|Along the lines of what wanderer and riider said....|
RAID 0 has the number 0 because it isn't true RAID - it has no redundancy. You get a perceived faster initial access to the drives in the array, but that doesn't make much of a difference overall, and if any drive in the same array fails, or if the data on one drive becomes seriously corrupted for whatever reason, you cannot recover your data.
I'm assuming you have the two drives connected by themselves to the IDE3 and IDE4 headers, nearest the Promise controller chip.
The IDE1 and IDE2 headers nearest the ram slots are for the Intel 845 main chipset drive controller - it does not support RAID use / arrays.
Promise RAID manual
If you DID NOT make a NEW RAID array, the previous XP installation is still there.
Installing Driver in Existing Windows 2000/XP System
"In the A: drive, insert the RAID Function driver diskette.
Type: A:\Win2000/XP in the text box, press Enter
Choose "Win2000/XP Promise MBFastTrak133 Lite Controller" from the list......"
If you made a NEW RAID array, you have done the equivalent of deleting the Windows data from the drives by doing so.
Or - if you wanted to install Windows from scratch on a RAID array that previously existed....
Installing Driver During New Windows 2000/XP Installation
When prompted to provide the drivers....
"Insert the Promise Technology driver disk into the A: drive and press the "Enter" key.

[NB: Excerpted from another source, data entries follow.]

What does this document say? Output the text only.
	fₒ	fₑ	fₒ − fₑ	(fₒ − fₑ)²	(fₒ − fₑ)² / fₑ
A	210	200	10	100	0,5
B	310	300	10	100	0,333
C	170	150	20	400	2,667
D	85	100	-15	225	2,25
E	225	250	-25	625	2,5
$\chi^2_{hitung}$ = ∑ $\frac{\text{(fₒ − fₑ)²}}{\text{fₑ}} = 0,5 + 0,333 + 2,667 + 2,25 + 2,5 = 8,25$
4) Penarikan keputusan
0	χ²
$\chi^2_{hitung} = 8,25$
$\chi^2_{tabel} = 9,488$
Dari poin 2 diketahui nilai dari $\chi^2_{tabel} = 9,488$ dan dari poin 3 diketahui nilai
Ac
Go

Choose "Win2000/XP Promise MBFastTrak133 Lite Controller" from the list..."
"There are two promise drivers listed in the download, one is ATA 133 drivers and the other RAID. In the Raid folders there are two xp drivers, one under the windows xp folder and one under WHQL 2KXP folder, where it "new driver". I have tried both but get the same result."
You need the version of the drivers intended for providing them on a floppy disk after pressing F6 early in the loading of the files from the XP CD.
If that's what you have, choose
"Win2000/XP Promise MBFastTrak133 Lite Controller" from the list.
One of the ones, or both of them, listed in the RAID folder may be what is referred to as the Raid Function driver, the same as on page 22 of the manual, that you use when you still have an intact Windows installation.
However, if that doesn't work.........
I know from experience that usually, if not always, if a drive controller supports RAID, you MUST load the drivers for the version of the chip that supports RAID, whether you will be actually using the RAID features or not. Usually the XP CD's initially loaded files WILL NOT accept the drivers as being valid for the version of the chip that DOES NOT support RAID.
If there are more drivers listed than just two for the one drive controller model series, one with RAID support, the other one without that,
- if it lists more than one pair for the same brand of controller, make sure you choose the RAID drivers for the proper model that your mboard actually has
- in this case, there may also be drivers listed for the Silicon Image Sil3112A chip.
You have three drive controllers on the mboard.
- one built into the Intel 845 main chipset. IDE drives only. It doesn't support RAID. Generic drivers built into Windows are used for that.
- the Silicon Image Sil3112A chip - it's for up to two SATA drives and supports a max burst data transfer speed up to 150 mbytes / sec. It supports RAID. Drivers are required for that if you want to use that - in my experience if you want to install Windows on a SATA drive connected to it, you MUST install the drivers for the RAID version of the chipset series for a Silicon Image chip if the chip supports RAID whether you will be actually using the RAID features or not.
When you're not using that controller, if you don't install the drivers for it, you'll probably have an unknown device or an unknown drive controller or an entry saying the whatever device is not working, listed in Device Manager.
- the Promise 20276 RAID chip. IDE drives only.
When you're not using that drive controller, if you don't install the drivers for it, you'll probably have an unknown device or an unknown drive controller or an entry saying the whatever device is not working, listed in Device Manager.
If you want to install XP from scratch, another alternative is to DELETE the existing RAID array, then make a new one.
When you make a NEW RAID array, you have done the equivalent of deleting the Windows data from the drives by doing so.
There will then be no data visible on the hard drives to the initial files loaded from the Windows CD that can interfere with installing XP from scratch.